Lesions involving the eyelid margin are widespread. Such lesions can arise from the eyelid skin, glands, or blood vessels. They can be benign, as in eyelid nevus, or malignant, as in basal cell carcinoma. We have covered the surgical treatment of eyelid skin cancer in other blogs. In this blog, we will focus on benign lesions.
Regarding the cause, lesions can be inflammatory, neoplastic, vascular, or traumatic. Eyelid scars, secondary to trauma or previous surgery, can affect eyelid function and cosmesis. When the scar deforms the eyelid margin, it is amenable to the same treatment as a benign lesion.
The pentagonal wedge resection
A simple, safe, and effective way to remove a lesion that involves one-third or less of the eyelid margin or to improve a scar in this area is to excise the compromised tissue using a full-thickness wedge resection technique.

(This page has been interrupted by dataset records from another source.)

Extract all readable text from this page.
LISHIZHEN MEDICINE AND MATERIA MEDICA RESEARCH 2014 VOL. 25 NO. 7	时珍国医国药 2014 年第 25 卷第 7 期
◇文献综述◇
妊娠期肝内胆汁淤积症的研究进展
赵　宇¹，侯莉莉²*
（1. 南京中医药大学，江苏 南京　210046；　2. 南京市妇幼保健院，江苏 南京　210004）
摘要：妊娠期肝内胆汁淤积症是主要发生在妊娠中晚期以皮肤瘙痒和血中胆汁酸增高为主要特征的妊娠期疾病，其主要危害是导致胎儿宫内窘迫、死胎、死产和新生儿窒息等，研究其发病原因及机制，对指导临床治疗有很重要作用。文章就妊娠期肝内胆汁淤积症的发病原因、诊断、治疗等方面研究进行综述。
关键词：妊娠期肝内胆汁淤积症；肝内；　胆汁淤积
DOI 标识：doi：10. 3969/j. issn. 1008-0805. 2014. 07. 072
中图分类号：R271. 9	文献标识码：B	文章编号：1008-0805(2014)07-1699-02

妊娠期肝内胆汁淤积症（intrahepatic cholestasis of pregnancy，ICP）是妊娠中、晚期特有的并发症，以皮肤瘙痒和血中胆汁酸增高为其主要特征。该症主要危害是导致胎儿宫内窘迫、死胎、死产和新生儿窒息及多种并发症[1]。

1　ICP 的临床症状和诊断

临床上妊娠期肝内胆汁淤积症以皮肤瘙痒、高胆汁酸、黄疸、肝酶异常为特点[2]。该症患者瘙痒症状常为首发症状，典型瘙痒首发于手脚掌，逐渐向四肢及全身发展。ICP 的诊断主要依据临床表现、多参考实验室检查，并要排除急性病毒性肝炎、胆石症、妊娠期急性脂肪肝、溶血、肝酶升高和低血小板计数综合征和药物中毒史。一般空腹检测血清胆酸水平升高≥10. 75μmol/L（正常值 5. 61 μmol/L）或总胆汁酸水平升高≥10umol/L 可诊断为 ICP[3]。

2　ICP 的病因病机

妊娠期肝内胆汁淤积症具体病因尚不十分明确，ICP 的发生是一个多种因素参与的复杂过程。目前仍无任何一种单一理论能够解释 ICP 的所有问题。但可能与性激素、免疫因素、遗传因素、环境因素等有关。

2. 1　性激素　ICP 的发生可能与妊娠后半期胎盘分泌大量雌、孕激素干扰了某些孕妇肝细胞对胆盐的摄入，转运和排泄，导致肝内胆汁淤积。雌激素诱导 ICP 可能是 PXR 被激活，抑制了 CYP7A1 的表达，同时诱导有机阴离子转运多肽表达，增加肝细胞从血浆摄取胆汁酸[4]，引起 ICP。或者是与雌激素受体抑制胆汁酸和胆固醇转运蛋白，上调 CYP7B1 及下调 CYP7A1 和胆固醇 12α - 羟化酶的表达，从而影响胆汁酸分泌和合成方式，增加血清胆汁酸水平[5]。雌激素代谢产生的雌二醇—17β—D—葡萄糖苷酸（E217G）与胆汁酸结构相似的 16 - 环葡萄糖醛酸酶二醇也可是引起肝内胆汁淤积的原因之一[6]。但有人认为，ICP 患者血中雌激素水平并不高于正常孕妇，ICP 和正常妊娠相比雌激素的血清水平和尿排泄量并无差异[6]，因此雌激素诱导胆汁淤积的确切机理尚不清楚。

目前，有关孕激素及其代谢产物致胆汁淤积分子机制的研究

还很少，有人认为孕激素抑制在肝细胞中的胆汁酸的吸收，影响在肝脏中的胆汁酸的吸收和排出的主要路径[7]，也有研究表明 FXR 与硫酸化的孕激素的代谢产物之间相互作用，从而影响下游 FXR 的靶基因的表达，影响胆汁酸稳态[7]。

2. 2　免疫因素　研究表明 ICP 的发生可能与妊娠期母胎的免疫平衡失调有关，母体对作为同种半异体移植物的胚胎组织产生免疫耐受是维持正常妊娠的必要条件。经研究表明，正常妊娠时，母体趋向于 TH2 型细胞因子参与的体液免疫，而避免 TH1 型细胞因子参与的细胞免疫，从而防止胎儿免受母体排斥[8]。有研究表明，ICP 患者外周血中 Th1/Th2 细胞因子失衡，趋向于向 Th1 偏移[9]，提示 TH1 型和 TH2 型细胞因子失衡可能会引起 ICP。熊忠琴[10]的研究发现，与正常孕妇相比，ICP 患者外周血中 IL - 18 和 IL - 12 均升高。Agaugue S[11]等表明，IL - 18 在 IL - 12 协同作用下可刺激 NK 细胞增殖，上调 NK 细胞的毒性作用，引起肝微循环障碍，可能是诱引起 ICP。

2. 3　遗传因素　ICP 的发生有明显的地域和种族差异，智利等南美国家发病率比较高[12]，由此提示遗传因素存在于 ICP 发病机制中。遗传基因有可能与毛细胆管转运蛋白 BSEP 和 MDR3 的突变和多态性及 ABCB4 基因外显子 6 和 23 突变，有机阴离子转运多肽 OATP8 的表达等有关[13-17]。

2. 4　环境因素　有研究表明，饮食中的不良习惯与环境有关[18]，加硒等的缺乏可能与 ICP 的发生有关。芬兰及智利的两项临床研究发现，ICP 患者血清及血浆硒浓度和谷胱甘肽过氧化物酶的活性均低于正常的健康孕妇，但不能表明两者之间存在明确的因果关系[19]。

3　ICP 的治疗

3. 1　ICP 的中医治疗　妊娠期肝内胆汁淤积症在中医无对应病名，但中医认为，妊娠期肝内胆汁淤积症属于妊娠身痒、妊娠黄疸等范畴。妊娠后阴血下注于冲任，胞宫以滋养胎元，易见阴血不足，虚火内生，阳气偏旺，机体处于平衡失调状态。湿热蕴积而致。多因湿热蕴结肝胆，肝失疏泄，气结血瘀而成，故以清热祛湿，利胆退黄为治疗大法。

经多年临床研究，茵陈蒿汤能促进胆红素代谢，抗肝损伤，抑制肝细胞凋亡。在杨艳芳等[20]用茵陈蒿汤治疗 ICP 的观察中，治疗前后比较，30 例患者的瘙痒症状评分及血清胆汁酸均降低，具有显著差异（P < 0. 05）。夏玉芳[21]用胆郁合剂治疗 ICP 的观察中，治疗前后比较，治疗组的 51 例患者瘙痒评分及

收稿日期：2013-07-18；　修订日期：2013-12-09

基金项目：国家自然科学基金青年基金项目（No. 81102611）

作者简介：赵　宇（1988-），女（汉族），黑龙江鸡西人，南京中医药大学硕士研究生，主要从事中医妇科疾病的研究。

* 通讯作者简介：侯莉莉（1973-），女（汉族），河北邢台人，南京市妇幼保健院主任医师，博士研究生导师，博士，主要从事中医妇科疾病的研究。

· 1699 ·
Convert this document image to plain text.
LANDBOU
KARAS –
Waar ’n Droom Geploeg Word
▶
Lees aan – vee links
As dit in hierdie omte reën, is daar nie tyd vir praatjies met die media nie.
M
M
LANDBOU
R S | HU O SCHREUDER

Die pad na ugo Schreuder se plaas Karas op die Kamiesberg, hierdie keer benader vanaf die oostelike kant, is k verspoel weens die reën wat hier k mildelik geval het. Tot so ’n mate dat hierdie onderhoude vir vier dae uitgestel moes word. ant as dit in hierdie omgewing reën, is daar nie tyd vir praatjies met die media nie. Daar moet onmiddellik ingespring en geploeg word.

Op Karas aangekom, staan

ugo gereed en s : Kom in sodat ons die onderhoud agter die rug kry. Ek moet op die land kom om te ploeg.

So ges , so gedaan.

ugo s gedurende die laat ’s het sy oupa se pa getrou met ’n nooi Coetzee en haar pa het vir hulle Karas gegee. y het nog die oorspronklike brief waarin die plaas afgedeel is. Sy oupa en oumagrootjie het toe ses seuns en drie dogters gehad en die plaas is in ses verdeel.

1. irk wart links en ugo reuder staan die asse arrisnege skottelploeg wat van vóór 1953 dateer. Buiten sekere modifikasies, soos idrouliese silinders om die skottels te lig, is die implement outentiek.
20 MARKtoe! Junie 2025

This technique is a minor procedure achieved under local anesthesia unless the patient prefers sedation. It can be performed in the operating room or the doctor’s office. The surgeon marks the skin and then numbs the area around the lesion with a local anesthetic.

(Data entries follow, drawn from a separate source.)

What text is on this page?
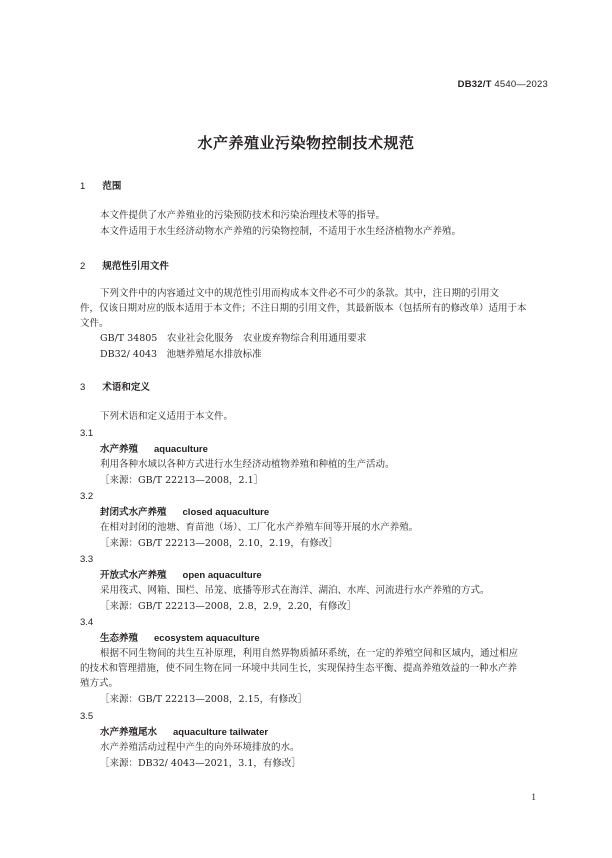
DB32/T 4540—2023
水产养殖业污染物控制技术规范
1 范围
本文件提供了水产养殖业的污染预防技术和污染治理技术等的指导。
本文件适用于水生经济动物水产养殖的污染物控制，不适用于水生经济植物水产养殖。
2 规范性引用文件
下列文件中的内容通过文中的规范性引用而构成本文件必不可少的条款。其中，注日期的引用文
件，仅该日期对应的版本适用于本文件；不注日期的引用文件，其最新版本（包括所有的修改单）适用于本
文件。
GB/T 34805　农业社会化服务　农业废弃物综合利用通用要求
DB32/ 4043　池塘养殖尾水排放标准
3 术语和定义
下列术语和定义适用于本文件。
3.1
水产养殖 aquaculture
利用各种水域以各种方式进行水生经济动植物养殖和种植的生产活动。
［来源：GB/T 22213—2008，2.1］
3.2
封闭式水产养殖 closed aquaculture
在相对封闭的池塘、育苗池（场）、工厂化水产养殖车间等开展的水产养殖。
［来源：GB/T 22213—2008，2.10，2.19，有修改］
3.3
开放式水产养殖 open aquaculture
采用筏式、网箱、围栏、吊笼、底播等形式在海洋、湖泊、水库、河流进行水产养殖的方式。
［来源：GB/T 22213—2008，2.8，2.9，2.20，有修改］
3.4
生态养殖 ecosystem aquaculture
根据不同生物间的共生互补原理，利用自然界物质循环系统，在一定的养殖空间和区域内，通过相应
的技术和管理措施，使不同生物在同一环境中共同生长，实现保持生态平衡、提高养殖效益的一种水产养
殖方式。
［来源：GB/T 22213—2008，2.15，有修改］
3.5
水产养殖尾水 aquaculture tailwater
水产养殖活动过程中产生的向外环境排放的水。
［来源：DB32/ 4043—2021，3.1，有修改］
1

A surgical blade is used to make full-thickness vertical incisions through the eyelid in the marked sites. It is important to include the full height of the tarsus in the resection. Employing a pentagonal design in the excision is crucial to facilitate adequate eyelid reconstruction. Doing this helps guarantee the best cosmetic outcome while preserving eyelid function and preventing complications.
Eyelid reconstruction with direct closure
After the tissue has been excised, the surgeon needs to reconstruct the different layers of the eyelid, called lamellae. Defects involving less than one-third of the eyelid length can generally be reconstructed by approximating the wound margins with sutures. This approach is termed direct closure.
The posterior lamella is reconstructed first. The surgeon places two or three absorbable sutures through the tarsus (a firm plate of connective tissue) on each side of the defect. Finally, the skin and muscle, i.e., anterior lamella, is closed with non-absorbable sutures.
After the procedure, patients should expect mild bruising and swelling, which can last approximately a week. Follow-up is scheduled between days 8 and 10. Results are seen around week 2 or 3 post-op, while normal eyelid function and good cosmesis can best be appreciated one month after the procedure.